The TariffShark CPUC architecture consists of 3 tiers: database, application, and client. Clients connect to the application server using usernames and passwords, which are managed within TariffShark CPUC. The application server connects to the database server using either a SQL Server Login or a Windows account created specifically for that purpose. Therefore, TariffShark CPUC application users are not authenticated individually against SQL Server. Instead, they indirectly "share" the same database credentials.
A one-time handshake must be made between all TariffShark CPUC clients and a TariffShark CPUC application server. We call this "client registration". Among other things, the client registration process returns unique encryption keys to the client machine (this is a security measure). In order to protect your TariffShark CPUC application server from accepting random client registrations, a secret key must be supplied by the user when registering. Establishing the secret key is a configuration step when installing and setting up the TariffShark CPUC application server.
TariffShark CPUC users must login to an application server.
Before users may login, however, Security Roles and User Accounts must be configured. TariffShark CPUC ships with one default User Account, which is configured as an administrator. You must use this account to bootstrap your required security configuration as follows:
Update the password on the default administrator User Account so that it is no longer the default password provided with TariffShark CPUC.

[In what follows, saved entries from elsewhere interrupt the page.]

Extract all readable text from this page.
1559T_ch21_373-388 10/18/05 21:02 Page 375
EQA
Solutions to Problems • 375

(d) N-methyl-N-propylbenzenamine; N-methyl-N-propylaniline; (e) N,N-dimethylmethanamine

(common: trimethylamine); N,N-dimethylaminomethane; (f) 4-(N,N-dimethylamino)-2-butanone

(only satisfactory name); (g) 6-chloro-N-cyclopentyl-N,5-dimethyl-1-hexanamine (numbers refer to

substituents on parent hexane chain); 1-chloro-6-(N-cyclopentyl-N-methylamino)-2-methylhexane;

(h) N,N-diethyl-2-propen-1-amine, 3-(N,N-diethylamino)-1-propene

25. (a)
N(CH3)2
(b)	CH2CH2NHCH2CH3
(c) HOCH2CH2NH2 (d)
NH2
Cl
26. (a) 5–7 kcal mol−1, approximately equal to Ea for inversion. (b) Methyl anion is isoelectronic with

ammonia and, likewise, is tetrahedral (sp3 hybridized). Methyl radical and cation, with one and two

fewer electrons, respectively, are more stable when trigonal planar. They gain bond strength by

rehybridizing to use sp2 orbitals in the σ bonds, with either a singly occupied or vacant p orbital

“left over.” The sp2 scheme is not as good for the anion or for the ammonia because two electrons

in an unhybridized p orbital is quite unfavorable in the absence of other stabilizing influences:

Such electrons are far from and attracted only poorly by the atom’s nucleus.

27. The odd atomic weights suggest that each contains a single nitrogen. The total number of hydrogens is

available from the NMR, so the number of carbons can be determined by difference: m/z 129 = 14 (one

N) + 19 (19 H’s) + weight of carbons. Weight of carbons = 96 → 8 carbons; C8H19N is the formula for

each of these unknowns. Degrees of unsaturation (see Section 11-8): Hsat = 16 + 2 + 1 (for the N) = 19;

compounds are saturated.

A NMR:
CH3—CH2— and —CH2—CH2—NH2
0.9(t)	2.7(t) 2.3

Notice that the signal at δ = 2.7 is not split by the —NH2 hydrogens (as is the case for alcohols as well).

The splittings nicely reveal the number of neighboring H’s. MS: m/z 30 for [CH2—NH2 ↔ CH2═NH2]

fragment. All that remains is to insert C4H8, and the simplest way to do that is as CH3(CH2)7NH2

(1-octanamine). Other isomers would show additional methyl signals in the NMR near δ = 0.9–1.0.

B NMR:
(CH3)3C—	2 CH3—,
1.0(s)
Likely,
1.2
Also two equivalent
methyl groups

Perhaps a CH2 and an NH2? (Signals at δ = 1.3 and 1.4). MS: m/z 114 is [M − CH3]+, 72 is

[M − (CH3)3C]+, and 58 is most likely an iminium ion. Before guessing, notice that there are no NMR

Determine who will be your security administrator(s).
Create account(s) for this person/these people and assign them the "Security Officer" role (which is a default Security Role that is provided with TariffShark CPUC).
Your security officer(s) must...
Review the default Security Roles in TariffShark.
Administrator
Configurator
Editor
Publisher
Read Only
Security Officer
Adjust them per your security requirements.
Create new Security Roles per your security requirements.
Create User Accounts per your security requirements.
Tie User Accounts to Security Roles per your security requirements.